Pemerintah kerap menyatakan bahwa pertumbuhan ekonomi dan inflasi Indonesia masih aman sesuai target nasional, dimana Produk Domestik Bruto (PDB) tumbuh 5,11% pada kuartal 1-2024. Kenaikan harga-harga, atau inflasi, juga dianggap masih dalam batas proyeksi Bank Indonesia di level 3% pada April lalu.
Akan tetapi bila dicermati lebih dalam, pertumbuhan ekonomi RI secara kuartalan pada kuartal 1-2024 justru mencatat kontraksi sebesar 0,83% dibanding kuartal sebelumnya.

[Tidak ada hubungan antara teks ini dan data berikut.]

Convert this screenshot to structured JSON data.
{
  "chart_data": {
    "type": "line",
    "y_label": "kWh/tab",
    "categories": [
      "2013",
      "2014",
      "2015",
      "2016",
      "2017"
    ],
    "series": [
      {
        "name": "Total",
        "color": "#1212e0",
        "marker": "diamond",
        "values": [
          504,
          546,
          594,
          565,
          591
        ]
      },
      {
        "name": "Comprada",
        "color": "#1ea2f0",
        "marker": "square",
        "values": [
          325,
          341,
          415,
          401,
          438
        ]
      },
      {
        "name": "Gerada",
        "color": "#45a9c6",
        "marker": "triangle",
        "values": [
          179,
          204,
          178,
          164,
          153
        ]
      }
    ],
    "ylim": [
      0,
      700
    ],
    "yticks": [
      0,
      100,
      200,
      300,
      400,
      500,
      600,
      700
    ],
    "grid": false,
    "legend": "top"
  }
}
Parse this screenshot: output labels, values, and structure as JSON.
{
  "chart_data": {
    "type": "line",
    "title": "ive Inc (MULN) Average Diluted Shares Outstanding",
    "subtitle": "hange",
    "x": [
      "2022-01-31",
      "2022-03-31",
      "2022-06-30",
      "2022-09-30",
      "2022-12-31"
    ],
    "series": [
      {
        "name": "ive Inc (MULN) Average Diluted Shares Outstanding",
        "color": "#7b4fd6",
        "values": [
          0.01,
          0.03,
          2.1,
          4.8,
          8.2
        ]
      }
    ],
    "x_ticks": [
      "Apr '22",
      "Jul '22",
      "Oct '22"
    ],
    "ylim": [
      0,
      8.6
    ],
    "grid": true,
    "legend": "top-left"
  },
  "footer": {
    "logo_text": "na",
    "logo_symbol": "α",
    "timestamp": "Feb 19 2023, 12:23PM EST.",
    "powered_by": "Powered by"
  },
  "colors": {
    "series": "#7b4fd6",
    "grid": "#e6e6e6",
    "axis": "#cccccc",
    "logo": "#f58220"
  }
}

Penyebabnya adalah penurunan pertumbuhan beberapa sektor usaha seperti sektor konstruksi yang mencatat penurunan -2,57%, lalu sektor jasa pendidikan yang minus 10,34%, sektor jasa kesehatan dan kegiatan sosial yang turun -7,48%.
Selain itu, ada kondisi global yang masih tidak menentu hingga bisa memacu harga minyak dunia dan mengancam nilai tukar rupiah, ditambah potensi kenaikan ekspektasi inflasi akibat sinyalemen kenaikan harga barang-barang yang diatur pemerintah. Faktor-faktor ini meningkatkan tekanan terhadap kondisi keuangan negara.
"Ketegangan fiskal ini menandakan ada 'vibecession' dalam perekonomian," kata Head of Equity Research Bahana Sekuritas Satria Sambijantoro dan analis Drewya Cinantyan dalam catatan yang dilansir, Selasa (28/5/2024).
Vibecession merupakan istilah yang mulai populer sejak 2022 dan menggambarkan adanya ketidaksinambungan antara perekonomian suatu negara dengan persepsi umum publik yang cenderung pesimistis.
Data menunjukkan, beberapa sektor penyerap tenaga kerja banyak (padat karya), seperti industri pengolahan juga mencatat kontraksi di kuartal satu tahun ini -0,35%, sedang sektor pertanian hanya tumbuh 0,01%, begitu juga sektor perdagangan yang cuma tumbuh 0,12%.
Pelemahan sektor usaha yang menyerap tenaga kerja banyak ini bisa memicu lonjakan angka pengangguran. Data terakhir yang dilansir oleh Badan Pusat Statistik, jumlah pengangguran di Indonesia pada Februari 2024 mencapai 7,2 juta orang, masih lebih tinggi dibanding masa prapandemi di 6,9 juta orang.